OK. Now that I've read the relevant standard, I'm more convinced than ever
this proposed change is a step in the wrong direction. The first section of
RFC 2026, paragraph 3.2 says:
An Applicability Statement specifies how, and under what
circumstances, one or more TSs may be applied to support a particular
Internet capability. An AS may specify uses for TSs that are not
Internet Standards, as discussed in Section 7.

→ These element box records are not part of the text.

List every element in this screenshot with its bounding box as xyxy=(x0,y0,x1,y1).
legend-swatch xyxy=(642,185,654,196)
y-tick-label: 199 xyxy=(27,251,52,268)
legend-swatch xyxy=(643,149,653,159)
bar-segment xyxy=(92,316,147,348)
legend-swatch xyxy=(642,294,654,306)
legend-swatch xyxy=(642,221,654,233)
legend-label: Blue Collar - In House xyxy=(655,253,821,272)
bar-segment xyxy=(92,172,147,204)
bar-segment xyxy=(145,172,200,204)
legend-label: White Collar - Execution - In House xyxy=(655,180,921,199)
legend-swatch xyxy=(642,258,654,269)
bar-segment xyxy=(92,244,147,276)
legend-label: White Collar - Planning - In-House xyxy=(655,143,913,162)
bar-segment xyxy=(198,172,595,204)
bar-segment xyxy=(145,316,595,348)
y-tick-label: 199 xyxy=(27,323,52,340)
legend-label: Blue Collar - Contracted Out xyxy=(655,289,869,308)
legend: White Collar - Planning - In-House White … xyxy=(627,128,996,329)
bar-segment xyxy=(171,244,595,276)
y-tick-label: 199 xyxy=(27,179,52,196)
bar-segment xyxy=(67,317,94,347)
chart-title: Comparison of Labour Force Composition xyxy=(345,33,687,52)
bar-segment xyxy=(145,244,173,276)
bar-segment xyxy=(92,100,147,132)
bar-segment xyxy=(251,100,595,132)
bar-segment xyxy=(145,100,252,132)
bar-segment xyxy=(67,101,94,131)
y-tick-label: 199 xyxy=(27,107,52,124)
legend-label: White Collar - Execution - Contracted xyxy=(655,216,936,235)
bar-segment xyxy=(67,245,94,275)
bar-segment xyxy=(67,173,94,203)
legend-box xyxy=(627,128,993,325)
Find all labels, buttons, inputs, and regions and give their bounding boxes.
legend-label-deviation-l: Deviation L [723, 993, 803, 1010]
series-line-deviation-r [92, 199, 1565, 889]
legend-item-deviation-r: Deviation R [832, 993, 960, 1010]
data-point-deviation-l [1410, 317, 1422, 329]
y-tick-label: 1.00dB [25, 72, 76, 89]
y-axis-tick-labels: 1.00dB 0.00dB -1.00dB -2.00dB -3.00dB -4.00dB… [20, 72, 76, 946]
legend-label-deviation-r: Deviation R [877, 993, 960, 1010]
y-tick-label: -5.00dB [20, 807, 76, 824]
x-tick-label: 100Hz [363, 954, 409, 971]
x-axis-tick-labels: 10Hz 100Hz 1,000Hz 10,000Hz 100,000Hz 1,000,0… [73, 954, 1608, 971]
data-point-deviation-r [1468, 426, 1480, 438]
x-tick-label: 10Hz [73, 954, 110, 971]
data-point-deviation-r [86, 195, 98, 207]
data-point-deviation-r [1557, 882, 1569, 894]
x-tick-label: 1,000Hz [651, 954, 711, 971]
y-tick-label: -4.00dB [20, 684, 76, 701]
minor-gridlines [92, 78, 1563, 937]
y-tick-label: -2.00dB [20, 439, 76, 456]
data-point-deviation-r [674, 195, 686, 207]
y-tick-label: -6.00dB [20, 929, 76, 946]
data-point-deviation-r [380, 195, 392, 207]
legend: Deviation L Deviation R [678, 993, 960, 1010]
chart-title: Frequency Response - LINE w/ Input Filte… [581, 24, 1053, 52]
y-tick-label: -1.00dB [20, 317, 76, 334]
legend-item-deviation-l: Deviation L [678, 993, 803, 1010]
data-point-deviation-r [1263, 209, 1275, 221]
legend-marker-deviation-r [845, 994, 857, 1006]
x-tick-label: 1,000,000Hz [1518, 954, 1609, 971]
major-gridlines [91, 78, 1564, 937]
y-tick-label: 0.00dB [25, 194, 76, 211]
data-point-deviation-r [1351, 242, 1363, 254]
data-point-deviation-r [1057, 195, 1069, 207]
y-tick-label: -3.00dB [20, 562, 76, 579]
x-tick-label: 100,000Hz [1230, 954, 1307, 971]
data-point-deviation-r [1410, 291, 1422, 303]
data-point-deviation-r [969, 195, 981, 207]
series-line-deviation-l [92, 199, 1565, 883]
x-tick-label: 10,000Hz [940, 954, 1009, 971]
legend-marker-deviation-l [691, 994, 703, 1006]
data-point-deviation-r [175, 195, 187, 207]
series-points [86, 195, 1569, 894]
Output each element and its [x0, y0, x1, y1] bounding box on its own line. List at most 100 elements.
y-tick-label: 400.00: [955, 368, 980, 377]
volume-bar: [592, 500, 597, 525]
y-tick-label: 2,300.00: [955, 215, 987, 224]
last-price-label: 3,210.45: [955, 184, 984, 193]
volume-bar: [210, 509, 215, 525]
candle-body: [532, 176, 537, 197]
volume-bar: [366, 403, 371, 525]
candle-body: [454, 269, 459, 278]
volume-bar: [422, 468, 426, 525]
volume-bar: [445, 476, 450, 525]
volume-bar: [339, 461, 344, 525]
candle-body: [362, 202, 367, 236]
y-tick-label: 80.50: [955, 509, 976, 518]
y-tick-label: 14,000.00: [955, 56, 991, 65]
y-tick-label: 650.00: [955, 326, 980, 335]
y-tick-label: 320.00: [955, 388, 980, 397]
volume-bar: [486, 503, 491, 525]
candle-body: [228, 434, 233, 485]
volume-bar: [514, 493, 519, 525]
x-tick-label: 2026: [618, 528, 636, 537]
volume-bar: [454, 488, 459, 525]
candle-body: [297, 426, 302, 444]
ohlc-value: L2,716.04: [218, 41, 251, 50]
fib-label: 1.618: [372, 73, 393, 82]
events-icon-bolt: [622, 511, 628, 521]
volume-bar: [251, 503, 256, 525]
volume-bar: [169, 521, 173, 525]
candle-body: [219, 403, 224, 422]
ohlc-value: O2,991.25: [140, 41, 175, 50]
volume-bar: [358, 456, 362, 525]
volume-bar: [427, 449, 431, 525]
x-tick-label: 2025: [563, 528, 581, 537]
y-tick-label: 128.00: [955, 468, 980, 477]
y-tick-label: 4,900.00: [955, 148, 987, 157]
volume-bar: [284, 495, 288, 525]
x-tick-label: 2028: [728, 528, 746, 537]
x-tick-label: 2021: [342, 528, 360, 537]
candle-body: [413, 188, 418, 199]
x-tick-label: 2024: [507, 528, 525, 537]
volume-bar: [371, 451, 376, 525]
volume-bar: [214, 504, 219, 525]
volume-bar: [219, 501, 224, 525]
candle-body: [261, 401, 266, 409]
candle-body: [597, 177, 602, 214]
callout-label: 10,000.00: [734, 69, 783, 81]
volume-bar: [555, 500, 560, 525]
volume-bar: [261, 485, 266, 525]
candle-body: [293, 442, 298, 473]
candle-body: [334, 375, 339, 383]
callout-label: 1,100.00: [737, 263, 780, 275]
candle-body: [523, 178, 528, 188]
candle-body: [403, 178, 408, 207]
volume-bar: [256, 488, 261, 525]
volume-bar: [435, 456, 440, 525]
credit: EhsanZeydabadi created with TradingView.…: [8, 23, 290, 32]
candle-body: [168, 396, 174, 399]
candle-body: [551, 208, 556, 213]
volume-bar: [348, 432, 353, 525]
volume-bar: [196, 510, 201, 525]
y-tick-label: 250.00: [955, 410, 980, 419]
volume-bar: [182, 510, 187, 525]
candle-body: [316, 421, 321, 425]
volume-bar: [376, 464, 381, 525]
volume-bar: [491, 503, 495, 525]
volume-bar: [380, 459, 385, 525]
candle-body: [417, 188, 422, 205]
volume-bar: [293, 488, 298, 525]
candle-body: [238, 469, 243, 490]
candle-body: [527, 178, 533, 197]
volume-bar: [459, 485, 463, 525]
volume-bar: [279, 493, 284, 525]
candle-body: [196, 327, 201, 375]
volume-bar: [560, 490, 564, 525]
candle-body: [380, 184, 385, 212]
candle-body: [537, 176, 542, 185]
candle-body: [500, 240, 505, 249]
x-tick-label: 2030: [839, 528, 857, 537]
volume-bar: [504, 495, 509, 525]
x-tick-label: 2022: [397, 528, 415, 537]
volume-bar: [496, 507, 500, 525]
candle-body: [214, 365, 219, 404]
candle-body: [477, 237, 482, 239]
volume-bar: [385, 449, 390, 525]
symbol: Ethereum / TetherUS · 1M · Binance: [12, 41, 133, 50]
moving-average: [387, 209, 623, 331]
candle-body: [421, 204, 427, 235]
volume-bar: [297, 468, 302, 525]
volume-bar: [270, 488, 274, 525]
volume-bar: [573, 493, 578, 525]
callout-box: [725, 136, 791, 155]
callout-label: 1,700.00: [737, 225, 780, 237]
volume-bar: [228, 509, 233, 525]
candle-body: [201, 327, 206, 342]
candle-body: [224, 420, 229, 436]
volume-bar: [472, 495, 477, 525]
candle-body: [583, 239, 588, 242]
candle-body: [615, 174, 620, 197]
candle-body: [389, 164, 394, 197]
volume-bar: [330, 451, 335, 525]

If you look at the old paragraph 8.6 of the AS draft, it says:
6. Similarly, if a report generator applies SPF to arriving
messages, and that evaluation produced something other than a
"Pass", "None" or "Neutral" result, a report addressed to the
RFC5321.MailFrom domain SHOULD NOT be generated as it is
probably a forgery and thus not actionable. A valid exception
would be specific knowledge that the SPF result is not
definitive for that domain under those circumstances (e.g., a
message that is also DKIM-signed by the same domain, and that
signature validates).
To me that reads exactly like a statement about how and under what
circumstances one or more technical standards (ARF, DKIM, SPF) may be applied
to support a particular internet capability (unsolicitited automatic abuse
reports).
A DKIM or SPF "cookbook" would describe how to determine the SPF result. This
just says what to do with them. It seems exactly right to me.